Personal data protection in civil society organizations should be understood not as a bureaucratic barrier, but as an extension of their ethical commitment to the communities they serve. This means recognizing that every data point represents a person, and that the impacts of a data breach can be as harmful as a physical attack.

Some key practices that every organization should consider include:

• Developing clear internal policies: This includes defining what data are collected, why, how they are stored, who has access to them, and how long they are retained. These policies should be documented and accessible to the entire team.
• Ongoing training: The weakest link in any security system is the human factor. Training teams in good practices—such as recognizing phishing attempts, using strong passwords, and managing access permissions—can dramatically reduce risks.
• Encryption and access controls: It is not enough to have data; they must be protected. Using tools that encrypt information in transit and at rest, as well as multi-factor authentication to access systems, are essential measures.
• Periodic risk assessments: Identifying critical points—such as storage in third-party services, unprotected mobile devices, or uncontrolled physical records—helps prioritize investments and mitigation strategies.
• Transparency with communities: Informing beneficiaries about how their data will be used, what rights they have, and how they can exercise them strengthens trust and reinforces a rights-based approach in everyday work.

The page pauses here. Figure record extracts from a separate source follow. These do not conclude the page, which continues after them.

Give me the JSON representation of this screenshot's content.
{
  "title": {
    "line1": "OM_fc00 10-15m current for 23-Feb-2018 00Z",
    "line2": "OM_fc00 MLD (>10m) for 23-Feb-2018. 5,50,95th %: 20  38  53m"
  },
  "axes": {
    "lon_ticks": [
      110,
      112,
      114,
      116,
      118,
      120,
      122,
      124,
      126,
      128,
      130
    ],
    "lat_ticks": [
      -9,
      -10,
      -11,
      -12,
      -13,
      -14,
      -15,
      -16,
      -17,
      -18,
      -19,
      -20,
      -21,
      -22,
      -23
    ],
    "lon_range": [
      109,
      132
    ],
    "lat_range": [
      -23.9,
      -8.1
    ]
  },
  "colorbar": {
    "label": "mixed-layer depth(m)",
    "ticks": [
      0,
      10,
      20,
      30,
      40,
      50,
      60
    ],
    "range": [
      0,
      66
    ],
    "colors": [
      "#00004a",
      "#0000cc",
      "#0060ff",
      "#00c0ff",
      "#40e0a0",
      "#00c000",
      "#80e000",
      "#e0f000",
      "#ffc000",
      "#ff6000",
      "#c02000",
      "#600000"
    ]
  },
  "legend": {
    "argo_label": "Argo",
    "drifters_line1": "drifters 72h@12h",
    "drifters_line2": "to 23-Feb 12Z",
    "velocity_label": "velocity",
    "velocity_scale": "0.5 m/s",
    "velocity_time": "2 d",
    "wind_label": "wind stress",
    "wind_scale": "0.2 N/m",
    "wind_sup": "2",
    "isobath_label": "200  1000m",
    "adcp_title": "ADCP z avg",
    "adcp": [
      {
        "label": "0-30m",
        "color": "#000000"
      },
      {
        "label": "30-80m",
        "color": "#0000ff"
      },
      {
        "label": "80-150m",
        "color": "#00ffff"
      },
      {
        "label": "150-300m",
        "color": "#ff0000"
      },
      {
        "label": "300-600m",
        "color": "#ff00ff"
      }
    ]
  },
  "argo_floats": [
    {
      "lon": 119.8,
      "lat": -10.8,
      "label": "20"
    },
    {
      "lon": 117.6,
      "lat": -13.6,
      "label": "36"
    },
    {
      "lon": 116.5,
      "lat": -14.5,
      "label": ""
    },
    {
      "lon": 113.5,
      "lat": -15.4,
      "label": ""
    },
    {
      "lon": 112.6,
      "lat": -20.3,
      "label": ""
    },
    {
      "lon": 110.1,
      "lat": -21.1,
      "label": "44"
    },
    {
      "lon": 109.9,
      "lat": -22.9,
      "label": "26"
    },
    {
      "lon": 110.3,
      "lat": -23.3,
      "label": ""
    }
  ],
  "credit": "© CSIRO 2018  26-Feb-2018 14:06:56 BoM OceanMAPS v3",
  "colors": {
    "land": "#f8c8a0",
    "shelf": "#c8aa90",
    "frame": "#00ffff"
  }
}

In Latin America and the Global South, where states fluctuate between authoritarian practices and limited institutional capacity, CSOs cannot and should not face the complexity of protecting sensitive data alone. Cross-sector solidarity—among human rights organizations, academics, digital activists, and legal advocates—is not only useful, but indispensable.

It is vital to recognize that protecting personal data is not merely a technical issue; it is a political and ethical stance. For civil society organizations, this means affirming that digital rights are an integral part of human rights. It means acknowledging that in a hyperconnected world, the security and dignity of those who entrust their information to our organizations depend on our ability to manage it with responsibility, transparency, and ethics.

If our policies, practices, and technologies do not evolve to respond to the risks of our time, we run the danger of reproducing in the digital space the same relationships of harm and vulnerability that we seek to change offline. That is why investing in data protection is not a technical luxury: it is an act of defense of life, freedom, and justice.